Two of MTV's major rivals in the Japanese market are the Space Shower TV network, the market leader with 3 million viewers, and Channel V International with 500,000. Space Shower, a unit of Japanese trading company Itochu Shoji, airs mostly Japanese music, whereas Channel V, part of News Corp., relies almost exclusively on a non-Japanese music format.

Naoki Yamazaki, Space Shower's planning director, said MTV's announced plans are of concern because both networks could essentially be offering about the same 70% Japanese-30% foreign music mix.

"MTV could be a most formidable competitor," Yamazaki said. "We'll have to watch carefully what they do."

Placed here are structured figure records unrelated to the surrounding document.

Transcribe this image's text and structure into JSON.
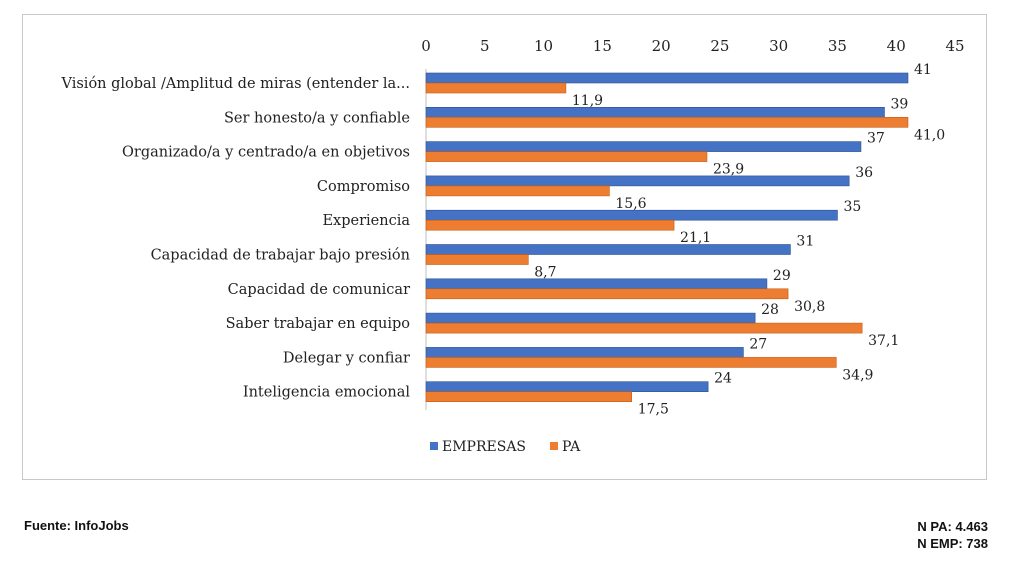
{
  "chart_data": {
    "type": "bar",
    "orientation": "horizontal",
    "categories": [
      "Visión global /Amplitud de miras (entender la...",
      "Ser honesto/a y confiable",
      "Organizado/a y centrado/a en objetivos",
      "Compromiso",
      "Experiencia",
      "Capacidad de trabajar bajo presión",
      "Capacidad de comunicar",
      "Saber trabajar en equipo",
      "Delegar y confiar",
      "Inteligencia emocional"
    ],
    "series": [
      {
        "name": "EMPRESAS",
        "color": "#4472c4",
        "values": [
          41,
          39,
          37,
          36,
          35,
          31,
          29,
          28,
          27,
          24
        ],
        "labels": [
          "41",
          "39",
          "37",
          "36",
          "35",
          "31",
          "29",
          "28",
          "27",
          "24"
        ]
      },
      {
        "name": "PA",
        "color": "#ed7d31",
        "values": [
          11.9,
          41.0,
          23.9,
          15.6,
          21.1,
          8.7,
          30.8,
          37.1,
          34.9,
          17.5
        ],
        "labels": [
          "11,9",
          "41,0",
          "23,9",
          "15,6",
          "21,1",
          "8,7",
          "30,8",
          "37,1",
          "34,9",
          "17,5"
        ]
      }
    ],
    "xlim": [
      0,
      45
    ],
    "xticks": [
      "0",
      "5",
      "10",
      "15",
      "20",
      "25",
      "30",
      "35",
      "40",
      "45"
    ],
    "x_axis_position": "top",
    "grid": false,
    "legend": "bottom-center"
  },
  "footer": {
    "source": "Fuente: InfoJobs",
    "n_pa": "N PA: 4.463",
    "n_emp": "N EMP: 738"
  }
}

Ann Tsang, a spokeswoman with Channel V, however, downplayed the MTV move. Channel V and MTV often find themselves competing head-to-head in various Asia markets, she said. Furthermore, Channel V's all-foreign music format in Japan appeals to a slightly older, more sophisticated audience than does MTV. That said, Channel V is not ruling out starting its own locally programmed service using Japanese DJs and local music if the market moves that way.

Japan has an enormously vibrant market with many hugely popular local artists almost unrecognizable beyond its shores. Glenna Patton, an MTV Networks International vice president, said given Japan's leadership in other areas of pop culture, the MTV link could lead to more cross-over between the Japanese and Western music markets. Ultimately, however, those decisions are made by programming officials in each local market, she added.

Most competitors said one of the toughest challenges in this business is to stay in sync with teen and twentysomething tastes, given how quickly tastes change. "We need to stay at the cutting edge, what kids are thinking when they're in line at McDonald's," said Shoji Doyama, president and chief operating officer at @Japan Media, MTV's partner. "We have to make sure we're constantly sensitive to the market."


Rie Sasaki in the Tokyo bureau contributed to this report.